Staunton, April 10 – More than half of Vologda residents say they have no idea who Joseph Conrad was and only four percent have read the works of the great Polish-English writer, but 12.8 percent want to remove a statue honoring him from their city, with an additional 7.1 percent calling for it to be shifted to a less prominent place.
According to Severinform.ru, the Conrad monument was erected by the Polish government in April 2013 in recognition of the fact that the future writer lived in that Russian city as a child and at the same was welcomed by local officials as an indication of cultural cooperation (severinform.ru/?page=newsfull&date=06-04-2016&newsid=241337).
But that was before two events which have changed the situation in that northern Russian city: On the one hand, there has been an upsurge in Russian nationalism in the wake of Moscow’s Anschluss of Crimea. And on the other, many Russians are upset about Poland’s plans to tear down more than 500 Soviet monuments as part of a de-communization effort.
The reason the Poles wanted to erect a Conrad monument in Vologda was that the future writer moved there with his parents. But as Vologda bloggers have pointed out, the family didn’t just move there: they were exiled after Russia’s suppression of the Polish uprising in 1863 in which Conrad’s father had participated.
Indeed, Severinform writes, what the father did was “little different” from what those who fought for the independence of Chechnya-Ichkeria two decades ago and thus equally deserving of condemnation rather than honor.
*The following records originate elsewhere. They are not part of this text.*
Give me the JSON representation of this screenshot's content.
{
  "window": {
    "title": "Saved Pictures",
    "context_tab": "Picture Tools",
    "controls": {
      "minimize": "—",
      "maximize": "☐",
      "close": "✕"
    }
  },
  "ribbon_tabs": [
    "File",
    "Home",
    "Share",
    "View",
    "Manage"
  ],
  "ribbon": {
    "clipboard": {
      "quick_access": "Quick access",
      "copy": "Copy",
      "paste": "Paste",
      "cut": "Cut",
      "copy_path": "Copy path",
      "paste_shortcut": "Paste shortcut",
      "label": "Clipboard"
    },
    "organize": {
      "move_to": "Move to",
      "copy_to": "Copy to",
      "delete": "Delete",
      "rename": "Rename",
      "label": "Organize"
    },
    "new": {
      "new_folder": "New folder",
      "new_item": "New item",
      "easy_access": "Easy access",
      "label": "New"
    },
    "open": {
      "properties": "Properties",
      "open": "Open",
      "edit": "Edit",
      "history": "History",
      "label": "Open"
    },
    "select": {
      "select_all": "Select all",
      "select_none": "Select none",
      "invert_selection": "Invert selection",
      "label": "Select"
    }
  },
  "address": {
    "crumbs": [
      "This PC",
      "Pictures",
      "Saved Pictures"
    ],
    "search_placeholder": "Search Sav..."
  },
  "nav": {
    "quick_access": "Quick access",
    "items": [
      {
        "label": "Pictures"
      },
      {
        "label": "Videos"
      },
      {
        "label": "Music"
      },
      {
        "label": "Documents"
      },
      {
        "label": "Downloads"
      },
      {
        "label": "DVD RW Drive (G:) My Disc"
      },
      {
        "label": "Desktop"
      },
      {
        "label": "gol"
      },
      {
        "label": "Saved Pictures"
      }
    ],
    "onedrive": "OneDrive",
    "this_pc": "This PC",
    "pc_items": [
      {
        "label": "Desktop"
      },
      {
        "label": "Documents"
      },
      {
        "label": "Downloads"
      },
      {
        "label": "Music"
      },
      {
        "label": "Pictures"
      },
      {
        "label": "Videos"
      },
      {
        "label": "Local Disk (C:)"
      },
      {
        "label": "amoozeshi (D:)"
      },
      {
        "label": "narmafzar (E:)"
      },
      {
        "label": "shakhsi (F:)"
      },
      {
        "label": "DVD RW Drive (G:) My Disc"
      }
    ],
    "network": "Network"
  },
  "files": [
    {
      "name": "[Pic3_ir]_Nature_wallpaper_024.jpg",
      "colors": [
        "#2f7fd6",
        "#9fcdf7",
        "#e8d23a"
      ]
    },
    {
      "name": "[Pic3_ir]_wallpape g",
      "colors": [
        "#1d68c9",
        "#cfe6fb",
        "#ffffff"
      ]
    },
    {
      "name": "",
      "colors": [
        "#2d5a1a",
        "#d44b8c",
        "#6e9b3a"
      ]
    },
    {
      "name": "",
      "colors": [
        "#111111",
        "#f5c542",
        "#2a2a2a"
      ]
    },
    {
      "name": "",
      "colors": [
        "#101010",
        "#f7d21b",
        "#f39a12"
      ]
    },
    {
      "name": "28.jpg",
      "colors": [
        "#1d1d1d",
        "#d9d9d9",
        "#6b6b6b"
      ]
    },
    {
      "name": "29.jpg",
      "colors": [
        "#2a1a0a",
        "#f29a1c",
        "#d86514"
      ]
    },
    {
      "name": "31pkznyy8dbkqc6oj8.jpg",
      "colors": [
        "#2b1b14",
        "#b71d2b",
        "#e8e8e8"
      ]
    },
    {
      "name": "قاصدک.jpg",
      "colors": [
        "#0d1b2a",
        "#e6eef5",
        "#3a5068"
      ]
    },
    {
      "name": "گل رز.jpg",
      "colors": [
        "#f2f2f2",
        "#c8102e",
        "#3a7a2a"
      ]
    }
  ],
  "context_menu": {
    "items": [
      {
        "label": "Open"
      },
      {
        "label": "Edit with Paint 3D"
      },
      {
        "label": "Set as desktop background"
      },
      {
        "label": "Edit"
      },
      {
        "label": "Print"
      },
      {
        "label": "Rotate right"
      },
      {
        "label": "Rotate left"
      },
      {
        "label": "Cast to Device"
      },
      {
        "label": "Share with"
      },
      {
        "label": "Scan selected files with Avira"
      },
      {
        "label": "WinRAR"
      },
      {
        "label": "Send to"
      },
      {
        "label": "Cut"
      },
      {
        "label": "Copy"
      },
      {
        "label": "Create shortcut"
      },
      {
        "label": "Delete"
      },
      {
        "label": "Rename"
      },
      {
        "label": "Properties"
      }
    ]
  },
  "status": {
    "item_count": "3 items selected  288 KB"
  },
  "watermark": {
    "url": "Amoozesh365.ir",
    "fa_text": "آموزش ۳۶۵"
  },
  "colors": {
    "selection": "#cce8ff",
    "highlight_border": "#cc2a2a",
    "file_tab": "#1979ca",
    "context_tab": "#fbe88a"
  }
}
Joseph Conrad personally was no better, the news service says. He fled Russia to avoid military service, hid his knowledge of the Russian language, and condemned Dostoyevsky as a failed novelist. The outlet does not note that he also penned two remarkable novels about Russian secret service links to espionage and terrorism, “The Secret Agent” and “Under Western Eyes.” Perhaps the Vologda writer hasn’t read them.